Saat ini, otoritas telah mengidentifikasi lokasi beberapa fasilitas yang digunakan untuk praktik ilegal ini. Namun, masih ada banyak korban yang belum bisa dibebaskan karena keterbatasan akses dan ancaman dari jaringan kriminal yang menjalankan bisnis ini. Upaya penyelamatan terus dilakukan, dan masyarakat diminta untuk berhati-hati terhadap tawaran pekerjaan mencurigakan yang menjanjikan gaji tinggi dengan proses yang terlalu mudah.
Dampak Suntikan Hormon: Ancaman bagi Kesehatan Fisik dan Mental
Dalam proses ini, korban disuntik dengan hormon perangsang ovarium, yang seharusnya hanya diberikan di bawah pengawasan medis ketat dalam program bayi tabung (IVF).
Penggunaan hormon ini secara tidak terkendali dapat menyebabkan berbagai komplikasi kesehatan yang serius, termasuk:
- Sindrom Hiperstimulasi Ovarium (OHSS) – Kondisi di mana ovarium membengkak secara tidak normal, menyebabkan rasa sakit, mual, dan bahkan risiko pembekuan darah.

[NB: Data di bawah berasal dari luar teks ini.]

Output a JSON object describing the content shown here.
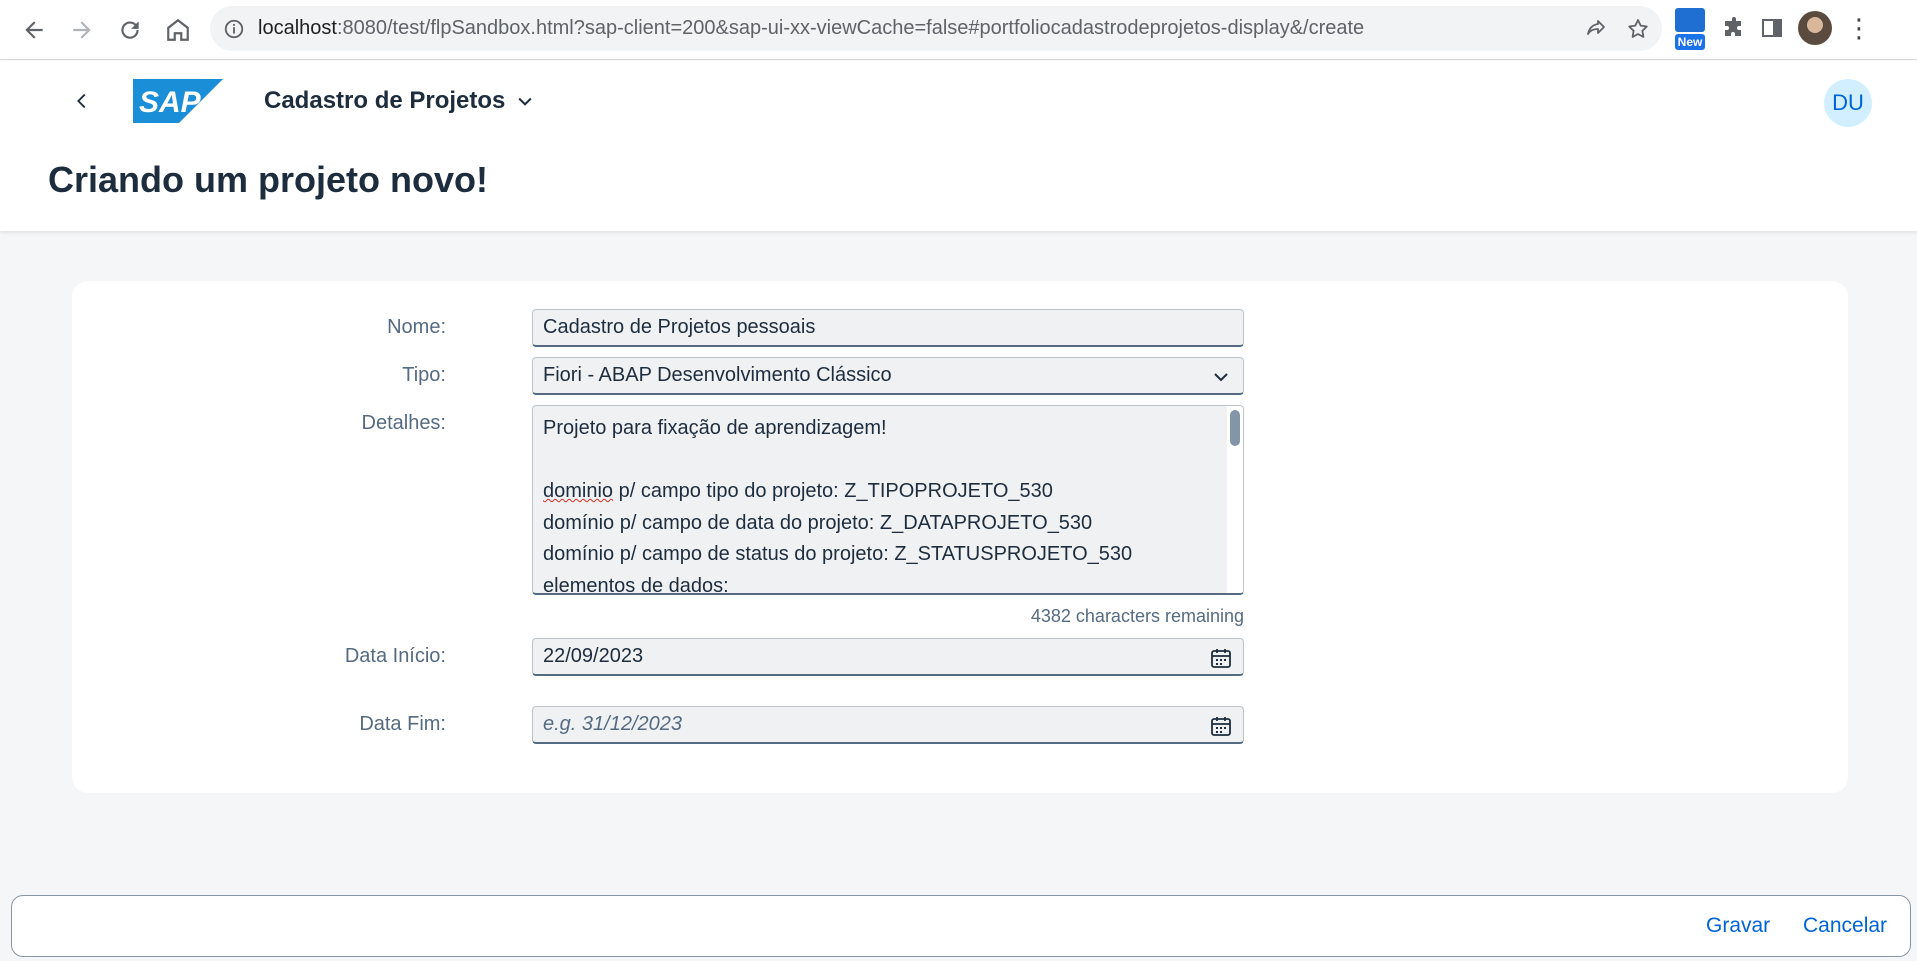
{
  "browser": {
    "url_host": "localhost",
    "url_rest": ":8080/test/flpSandbox.html?sap-client=200&sap-ui-xx-viewCache=false#portfoliocadastrodeprojetos-display&/create",
    "extension_badge": "New"
  },
  "shell": {
    "logo_text": "SAP",
    "app_title": "Cadastro de Projetos",
    "avatar_initials": "DU",
    "page_title": "Criando um projeto novo!"
  },
  "form": {
    "nome": {
      "label": "Nome:",
      "value": "Cadastro de Projetos pessoais"
    },
    "tipo": {
      "label": "Tipo:",
      "value": "Fiori - ABAP Desenvolvimento Clássico"
    },
    "detalhes": {
      "label": "Detalhes:",
      "lines": [
        "Projeto para fixação de aprendizagem!",
        "",
        "dominio p/ campo tipo do projeto: Z_TIPOPROJETO_530",
        "domínio p/ campo de data do projeto: Z_DATAPROJETO_530",
        "domínio p/ campo de status do projeto: Z_STATUSPROJETO_530",
        "elementos de dados:"
      ],
      "counter": "4382 characters remaining"
    },
    "data_inicio": {
      "label": "Data Início:",
      "value": "22/09/2023"
    },
    "data_fim": {
      "label": "Data Fim:",
      "value": "",
      "placeholder": "e.g. 31/12/2023"
    }
  },
  "footer": {
    "save_label": "Gravar",
    "cancel_label": "Cancelar"
  },
  "colors": {
    "brand_blue": "#0064d9",
    "sap_logo": "#1a8ed6"
  }
}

- Gangguan Hormon Jangka Panjang – Siklus menstruasi yang tidak teratur, risiko infertilitas, hingga menopause dini.
- Dampak Mental dan Emosional – Rasa trauma, kecemasan, dan depresi akibat eksploitasi yang dialami.
Waspada terhadap Eksploitasi Biomedis
Kasus ini menjadi peringatan bagi semua wanita untuk lebih berhati-hati terhadap tawaran pekerjaan dengan iming-iming gaji tinggi yang terdengar terlalu bagus untuk menjadi kenyataan. Eksploitasi dalam bidang biomedis semakin marak dan menargetkan individu yang rentan. Oleh karena itu, penting untuk selalu memverifikasi keaslian informasi, menghindari proses medis yang tidak jelas asal-usulnya, serta mencari bantuan dari otoritas jika merasa berada dalam situasi mencurigakan.
Pemerintah dan organisasi internasional juga harus lebih aktif dalam menangani kasus perdagangan manusia yang melibatkan eksploitasi biomedis ini, agar tidak semakin banyak korban yang jatuh ke dalam perangkap yang sama.